Di ben diverso tenore il Wimbledon 2021 di Matteo Berrettini. Il romano ci arrivava sulla scia di un magnifico Queen’s, portato a casa per la prima volta. Primo turno contro Guido Pella, argentino arrivato ai quarti un paio d’anni prima: 6-4 3-6 6-4 6-0. Secondo contro Botic van de Zandschulp, olandese all’epoca lucky loser, ma in buona ascesa: 6-3 6-4 7-6(4). Terzo contro l’esperto sloveno Aljaz Bedene, un passato da britannico salvo poi scoprire di non poter rappresentare il Paese in Coppa Davis e tornare indietro: 6-4 6-4 6-4. Ottavi contro il bielorusso Ilya Ivashka: netto 6-4 6-3 6-1.
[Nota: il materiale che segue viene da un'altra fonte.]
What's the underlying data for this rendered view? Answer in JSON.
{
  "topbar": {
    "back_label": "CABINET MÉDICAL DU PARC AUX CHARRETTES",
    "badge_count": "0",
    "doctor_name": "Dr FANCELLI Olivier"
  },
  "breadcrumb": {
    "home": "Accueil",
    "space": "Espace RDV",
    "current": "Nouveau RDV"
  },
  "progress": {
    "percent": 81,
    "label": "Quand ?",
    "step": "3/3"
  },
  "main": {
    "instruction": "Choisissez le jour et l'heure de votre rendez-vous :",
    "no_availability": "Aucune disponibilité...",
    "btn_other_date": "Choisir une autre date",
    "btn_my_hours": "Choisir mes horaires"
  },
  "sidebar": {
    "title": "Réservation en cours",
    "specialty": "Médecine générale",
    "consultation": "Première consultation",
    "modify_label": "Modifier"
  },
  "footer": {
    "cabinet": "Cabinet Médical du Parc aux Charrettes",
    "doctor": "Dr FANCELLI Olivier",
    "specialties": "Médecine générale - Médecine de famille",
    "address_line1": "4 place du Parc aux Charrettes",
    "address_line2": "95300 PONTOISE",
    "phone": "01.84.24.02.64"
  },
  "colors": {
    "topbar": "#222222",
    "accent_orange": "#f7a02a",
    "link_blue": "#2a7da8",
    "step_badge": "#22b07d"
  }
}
Ai quarti, sul Court 1, Felix Auger-Aliassime. E arrivò contro il canadese forse la partita più tesa del romano nelle due settimane. Mentre, pochi metri più in là, Roger Federer muoveva gli ultimi passi della propria carriera, Matteo si ritrovava a dover gestire situazioni complicate e un gioco rimasto apparentemente fantasma dei momenti migliori. Ma seppe riaversi: 6-3 5-7 7-5 6-3 e semifinale. Dove affrontò l’uomo che aveva sconfitto Federer, rispondente al nome del polacco Hubert Hurkacz, numero 14 del seeding contro il 7 dell’italiano. Bastò un break a mandare fuori tempo mentalmente Hurkacz: 6-3 6-0. Poi fu Berrettini a tremare, cedendo il terzo set al tie-break, ma nel quarto non ci fu più storia. 6-3 6-0 6-7(3) 6-4, primo italiano in finale a Wimbledon in tutta la storia dei singolari. E l’illusione parve ancora durare nel primo set contro Novak Djokovic,ma il serbo non lasciò scampo al romano: 6-7(4) 6-4 6-4 6-3.

Adesso c’è Jannik Sinner. Che, dopo l’accoppiata argentina contro Juan Manuel Cerundolo e Diego Schwartzman (triplo 6-2 in un caso, 7-5 6-1 6-2 nell’altro), il 3-6 6-2 6-3 6-4 al francese Quentin Halys, il 7-6(4) 6-4 6-3 al colombiano Daniel Elahi Galan e il 6-4 3-6 6-2 6-2 al russo Roman Safiullin, è qui. A prendersi il ruolo di capofila delle ambizioni tricolori, là dove soltanto fino al primo turno di un anno fa contro Stan Wawrinka in pochi gli davano credito. Ora, degli azzurri, è colui che va più lontano sull’erba. Ed è una gran bella soddisfazione.